Electors

Qualifications of Lay Electors, Proposers and Seconders

Proposers and seconders for lay candidate must be diocesan electors qualified as such at 6.00am on the date of the dissolution of the General Synod, 13 July 2015. The diocesan electors are the members of the houses of laity of all the deanery synods in the diocese, other than the co-opted members and persons who are members of a religious community with representation in the General Synod.

Qualifications of Clergy Electors, Proposers and Seconders

Proposers and seconders for the clergy must be electors qualified as such at 6.00am on 13 July 2015 (the date of dissolution of the 2010-2015 Convocations and thus of the General Synod).

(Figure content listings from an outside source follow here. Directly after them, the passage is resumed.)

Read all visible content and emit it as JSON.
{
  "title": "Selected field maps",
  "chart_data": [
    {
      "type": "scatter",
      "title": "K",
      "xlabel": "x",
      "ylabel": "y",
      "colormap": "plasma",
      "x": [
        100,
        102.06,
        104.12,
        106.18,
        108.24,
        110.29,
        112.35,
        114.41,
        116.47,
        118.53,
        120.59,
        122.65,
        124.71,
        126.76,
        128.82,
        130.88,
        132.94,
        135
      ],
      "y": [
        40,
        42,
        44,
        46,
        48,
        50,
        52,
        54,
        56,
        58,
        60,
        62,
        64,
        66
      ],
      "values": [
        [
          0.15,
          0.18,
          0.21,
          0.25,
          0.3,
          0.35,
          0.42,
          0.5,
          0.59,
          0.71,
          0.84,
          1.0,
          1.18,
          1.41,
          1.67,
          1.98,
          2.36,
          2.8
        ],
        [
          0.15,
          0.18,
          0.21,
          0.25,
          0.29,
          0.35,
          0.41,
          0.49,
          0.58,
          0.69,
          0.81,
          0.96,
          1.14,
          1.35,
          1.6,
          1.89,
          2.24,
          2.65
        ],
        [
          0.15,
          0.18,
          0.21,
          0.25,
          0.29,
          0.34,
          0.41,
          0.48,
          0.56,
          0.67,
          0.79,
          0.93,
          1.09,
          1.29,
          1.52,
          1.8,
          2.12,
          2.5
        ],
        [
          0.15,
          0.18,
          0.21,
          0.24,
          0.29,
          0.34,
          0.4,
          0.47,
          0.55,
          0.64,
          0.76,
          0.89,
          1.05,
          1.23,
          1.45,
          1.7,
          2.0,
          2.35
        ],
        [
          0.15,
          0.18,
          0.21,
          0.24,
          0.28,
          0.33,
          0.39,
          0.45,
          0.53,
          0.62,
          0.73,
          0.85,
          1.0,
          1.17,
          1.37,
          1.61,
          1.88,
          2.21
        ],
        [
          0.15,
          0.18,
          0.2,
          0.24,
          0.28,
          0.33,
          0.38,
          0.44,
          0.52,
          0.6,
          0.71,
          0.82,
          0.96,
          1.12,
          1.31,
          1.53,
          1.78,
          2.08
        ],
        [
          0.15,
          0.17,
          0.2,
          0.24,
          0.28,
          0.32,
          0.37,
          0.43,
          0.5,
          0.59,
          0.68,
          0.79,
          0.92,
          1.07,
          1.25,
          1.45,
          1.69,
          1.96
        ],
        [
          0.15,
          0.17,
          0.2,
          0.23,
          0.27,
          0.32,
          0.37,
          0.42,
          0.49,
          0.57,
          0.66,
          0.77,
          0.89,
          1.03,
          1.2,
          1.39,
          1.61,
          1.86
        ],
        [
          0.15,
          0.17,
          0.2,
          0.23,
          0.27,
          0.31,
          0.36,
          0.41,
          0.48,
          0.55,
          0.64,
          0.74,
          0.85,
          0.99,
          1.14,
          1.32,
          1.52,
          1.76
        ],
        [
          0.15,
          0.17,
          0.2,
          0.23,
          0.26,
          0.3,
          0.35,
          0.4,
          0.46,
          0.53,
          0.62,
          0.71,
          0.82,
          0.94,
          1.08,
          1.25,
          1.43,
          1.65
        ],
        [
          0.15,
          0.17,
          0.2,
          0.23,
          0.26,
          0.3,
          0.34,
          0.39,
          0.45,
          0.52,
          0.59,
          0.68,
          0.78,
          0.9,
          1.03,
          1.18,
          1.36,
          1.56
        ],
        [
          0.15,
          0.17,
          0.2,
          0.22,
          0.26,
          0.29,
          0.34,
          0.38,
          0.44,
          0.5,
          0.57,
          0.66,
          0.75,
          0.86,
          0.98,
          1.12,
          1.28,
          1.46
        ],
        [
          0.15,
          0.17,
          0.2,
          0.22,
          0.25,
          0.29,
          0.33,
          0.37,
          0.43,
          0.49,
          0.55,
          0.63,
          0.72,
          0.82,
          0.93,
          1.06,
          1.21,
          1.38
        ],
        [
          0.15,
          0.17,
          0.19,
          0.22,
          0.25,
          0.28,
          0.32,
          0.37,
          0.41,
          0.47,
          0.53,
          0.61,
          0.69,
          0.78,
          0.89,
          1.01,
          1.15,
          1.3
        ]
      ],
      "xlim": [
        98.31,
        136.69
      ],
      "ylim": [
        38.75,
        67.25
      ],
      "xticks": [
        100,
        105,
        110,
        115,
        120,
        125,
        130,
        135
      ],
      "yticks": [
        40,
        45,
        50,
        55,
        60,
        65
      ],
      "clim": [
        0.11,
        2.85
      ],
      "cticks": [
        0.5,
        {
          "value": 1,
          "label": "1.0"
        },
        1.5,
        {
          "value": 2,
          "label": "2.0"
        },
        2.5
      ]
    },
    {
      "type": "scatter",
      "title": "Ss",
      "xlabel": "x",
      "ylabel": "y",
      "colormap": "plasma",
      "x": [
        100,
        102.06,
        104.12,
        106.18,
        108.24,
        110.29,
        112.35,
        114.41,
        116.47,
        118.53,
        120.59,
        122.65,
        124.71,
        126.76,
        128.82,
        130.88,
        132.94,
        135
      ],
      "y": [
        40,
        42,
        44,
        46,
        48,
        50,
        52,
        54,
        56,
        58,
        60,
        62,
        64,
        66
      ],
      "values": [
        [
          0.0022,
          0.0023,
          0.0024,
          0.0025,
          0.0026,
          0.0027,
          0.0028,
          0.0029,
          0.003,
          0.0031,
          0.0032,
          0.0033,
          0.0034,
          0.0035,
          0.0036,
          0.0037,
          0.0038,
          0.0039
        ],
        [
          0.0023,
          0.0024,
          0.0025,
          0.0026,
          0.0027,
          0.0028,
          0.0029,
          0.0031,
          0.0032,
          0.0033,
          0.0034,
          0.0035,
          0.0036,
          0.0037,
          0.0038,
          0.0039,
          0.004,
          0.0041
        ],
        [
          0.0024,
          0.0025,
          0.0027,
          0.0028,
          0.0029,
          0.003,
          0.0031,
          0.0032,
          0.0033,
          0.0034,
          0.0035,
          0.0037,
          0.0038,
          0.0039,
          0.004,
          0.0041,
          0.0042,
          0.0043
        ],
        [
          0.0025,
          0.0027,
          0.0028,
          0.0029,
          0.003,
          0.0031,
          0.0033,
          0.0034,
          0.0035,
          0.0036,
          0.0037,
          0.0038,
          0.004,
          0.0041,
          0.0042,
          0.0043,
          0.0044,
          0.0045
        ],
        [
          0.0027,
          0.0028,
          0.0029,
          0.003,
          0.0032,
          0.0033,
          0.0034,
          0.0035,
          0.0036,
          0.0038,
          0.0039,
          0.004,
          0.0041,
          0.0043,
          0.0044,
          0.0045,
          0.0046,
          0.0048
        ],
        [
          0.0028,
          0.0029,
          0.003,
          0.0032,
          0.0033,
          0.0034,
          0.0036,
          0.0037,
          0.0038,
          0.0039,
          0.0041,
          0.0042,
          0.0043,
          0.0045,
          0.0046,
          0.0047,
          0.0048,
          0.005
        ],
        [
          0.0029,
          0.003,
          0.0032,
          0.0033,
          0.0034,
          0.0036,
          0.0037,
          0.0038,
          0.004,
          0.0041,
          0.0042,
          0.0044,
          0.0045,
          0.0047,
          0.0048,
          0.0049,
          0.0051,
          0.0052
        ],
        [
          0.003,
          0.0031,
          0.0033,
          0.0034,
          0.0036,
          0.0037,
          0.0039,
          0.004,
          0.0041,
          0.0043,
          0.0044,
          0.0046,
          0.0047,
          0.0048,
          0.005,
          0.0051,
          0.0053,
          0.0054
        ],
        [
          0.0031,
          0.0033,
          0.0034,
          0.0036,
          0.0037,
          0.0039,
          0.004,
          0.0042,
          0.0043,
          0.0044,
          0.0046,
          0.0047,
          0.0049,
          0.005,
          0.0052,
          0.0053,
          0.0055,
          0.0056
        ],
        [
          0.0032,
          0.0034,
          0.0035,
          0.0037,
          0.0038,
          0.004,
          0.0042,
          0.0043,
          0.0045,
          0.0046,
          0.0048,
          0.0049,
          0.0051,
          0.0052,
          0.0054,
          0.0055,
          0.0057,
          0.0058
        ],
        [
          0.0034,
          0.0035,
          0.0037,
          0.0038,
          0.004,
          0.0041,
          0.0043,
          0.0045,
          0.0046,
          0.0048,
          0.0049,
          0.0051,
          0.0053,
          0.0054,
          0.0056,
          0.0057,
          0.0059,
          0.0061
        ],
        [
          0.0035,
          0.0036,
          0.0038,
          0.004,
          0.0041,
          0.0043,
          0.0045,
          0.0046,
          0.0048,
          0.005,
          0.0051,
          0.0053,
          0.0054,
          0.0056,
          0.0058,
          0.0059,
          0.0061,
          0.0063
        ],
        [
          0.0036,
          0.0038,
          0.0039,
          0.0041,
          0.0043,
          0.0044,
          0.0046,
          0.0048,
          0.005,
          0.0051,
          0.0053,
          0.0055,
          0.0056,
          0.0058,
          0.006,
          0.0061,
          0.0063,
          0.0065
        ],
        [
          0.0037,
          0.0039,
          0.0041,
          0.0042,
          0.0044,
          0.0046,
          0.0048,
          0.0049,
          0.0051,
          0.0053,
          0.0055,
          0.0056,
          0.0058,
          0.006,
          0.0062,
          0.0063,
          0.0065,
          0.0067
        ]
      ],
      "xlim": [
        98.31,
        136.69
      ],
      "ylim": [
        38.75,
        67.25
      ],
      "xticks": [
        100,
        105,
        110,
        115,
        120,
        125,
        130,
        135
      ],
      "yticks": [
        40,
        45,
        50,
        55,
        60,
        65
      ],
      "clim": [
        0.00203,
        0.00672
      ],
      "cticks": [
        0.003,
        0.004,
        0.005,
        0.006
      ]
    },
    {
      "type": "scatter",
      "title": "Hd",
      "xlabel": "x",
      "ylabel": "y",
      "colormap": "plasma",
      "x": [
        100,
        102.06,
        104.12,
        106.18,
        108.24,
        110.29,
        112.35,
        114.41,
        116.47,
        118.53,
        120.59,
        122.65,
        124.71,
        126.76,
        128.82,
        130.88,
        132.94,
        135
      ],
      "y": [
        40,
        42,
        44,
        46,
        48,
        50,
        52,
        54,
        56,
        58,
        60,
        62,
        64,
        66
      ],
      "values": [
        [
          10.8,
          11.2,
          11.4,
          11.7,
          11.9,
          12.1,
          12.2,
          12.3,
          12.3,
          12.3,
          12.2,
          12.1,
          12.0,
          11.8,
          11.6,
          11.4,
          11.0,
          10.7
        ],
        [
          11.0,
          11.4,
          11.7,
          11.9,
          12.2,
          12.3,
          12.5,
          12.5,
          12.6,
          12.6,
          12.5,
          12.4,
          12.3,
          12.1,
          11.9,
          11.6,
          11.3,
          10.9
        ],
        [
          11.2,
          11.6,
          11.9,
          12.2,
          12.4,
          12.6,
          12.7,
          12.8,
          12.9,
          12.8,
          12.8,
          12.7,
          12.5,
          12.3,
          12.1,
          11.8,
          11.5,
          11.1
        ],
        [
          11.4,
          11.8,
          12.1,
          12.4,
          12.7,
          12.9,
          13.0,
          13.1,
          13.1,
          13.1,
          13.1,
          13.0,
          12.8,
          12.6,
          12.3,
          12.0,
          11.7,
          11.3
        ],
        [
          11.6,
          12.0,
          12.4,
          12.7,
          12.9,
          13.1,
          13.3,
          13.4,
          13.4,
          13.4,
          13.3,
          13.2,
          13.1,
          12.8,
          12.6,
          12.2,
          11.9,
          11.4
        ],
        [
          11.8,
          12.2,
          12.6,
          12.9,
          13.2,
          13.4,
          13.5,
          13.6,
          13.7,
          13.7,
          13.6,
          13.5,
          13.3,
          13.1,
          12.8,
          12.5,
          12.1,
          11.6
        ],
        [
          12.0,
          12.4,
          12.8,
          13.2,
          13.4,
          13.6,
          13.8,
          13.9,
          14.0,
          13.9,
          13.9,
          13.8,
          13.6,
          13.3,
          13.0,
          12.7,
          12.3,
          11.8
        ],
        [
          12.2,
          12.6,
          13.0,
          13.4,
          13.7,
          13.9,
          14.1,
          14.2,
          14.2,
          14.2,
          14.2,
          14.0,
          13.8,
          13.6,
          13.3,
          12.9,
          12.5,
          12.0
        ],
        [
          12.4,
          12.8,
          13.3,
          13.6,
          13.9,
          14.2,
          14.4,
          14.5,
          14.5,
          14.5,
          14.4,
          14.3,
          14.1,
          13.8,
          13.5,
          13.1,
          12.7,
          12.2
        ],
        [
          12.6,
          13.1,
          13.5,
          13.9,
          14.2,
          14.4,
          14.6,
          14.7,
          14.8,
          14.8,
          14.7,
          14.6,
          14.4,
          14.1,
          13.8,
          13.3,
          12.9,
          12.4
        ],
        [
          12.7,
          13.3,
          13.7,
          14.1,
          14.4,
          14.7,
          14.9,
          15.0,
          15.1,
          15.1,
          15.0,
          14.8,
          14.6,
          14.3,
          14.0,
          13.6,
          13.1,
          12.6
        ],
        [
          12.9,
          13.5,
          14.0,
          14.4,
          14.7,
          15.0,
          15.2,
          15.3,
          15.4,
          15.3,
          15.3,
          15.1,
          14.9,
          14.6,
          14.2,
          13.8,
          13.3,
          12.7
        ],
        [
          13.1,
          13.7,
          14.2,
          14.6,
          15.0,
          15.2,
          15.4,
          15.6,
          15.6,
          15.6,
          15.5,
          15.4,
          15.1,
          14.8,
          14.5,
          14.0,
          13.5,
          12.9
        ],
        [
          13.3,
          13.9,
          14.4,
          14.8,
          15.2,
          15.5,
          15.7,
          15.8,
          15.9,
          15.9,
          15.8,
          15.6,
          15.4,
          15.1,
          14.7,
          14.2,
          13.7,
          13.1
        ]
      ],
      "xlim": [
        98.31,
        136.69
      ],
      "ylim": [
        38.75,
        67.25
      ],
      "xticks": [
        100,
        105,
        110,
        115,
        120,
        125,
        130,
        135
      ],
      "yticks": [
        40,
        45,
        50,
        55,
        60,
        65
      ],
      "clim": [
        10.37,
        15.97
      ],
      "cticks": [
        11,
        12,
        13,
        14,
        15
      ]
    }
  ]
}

A bishop, priest or deacon is a qualified elector (subject to the exceptions in paragraph 4 below) if in one of the following categories:

(i)      Assistant bishops in the diocese but NOT members of the house of bishops of the diocesan synod;

(ii)     Archdeacons of the diocese;

(iii)    Beneficed clergy of the diocese;

(iv)    Clergy holding office in the cathedral;

(v)     In the diocese of London and Oxford respectively: clergy holding office at Westminster Abbey and St George’s Windsor (but NOT the deans of those collegiate churches);

(vi)    Clergy licensed under seal by the bishop of the diocese (including any clergy resident outside the diocese but holding licence of the bishop of that diocese;

(vii)   Clergy with permission to officiate who are members of a deanery synod of the diocese.

The following are not qualified electors: suffragan and other bishops who are members of the house of bishops of the diocesan synod, the dean of any cathedral church in the diocese, all Forces Chaplains, the Chaplain-General of Prisons, electors in the Universities and TEIs constituency and members of Religious Communities.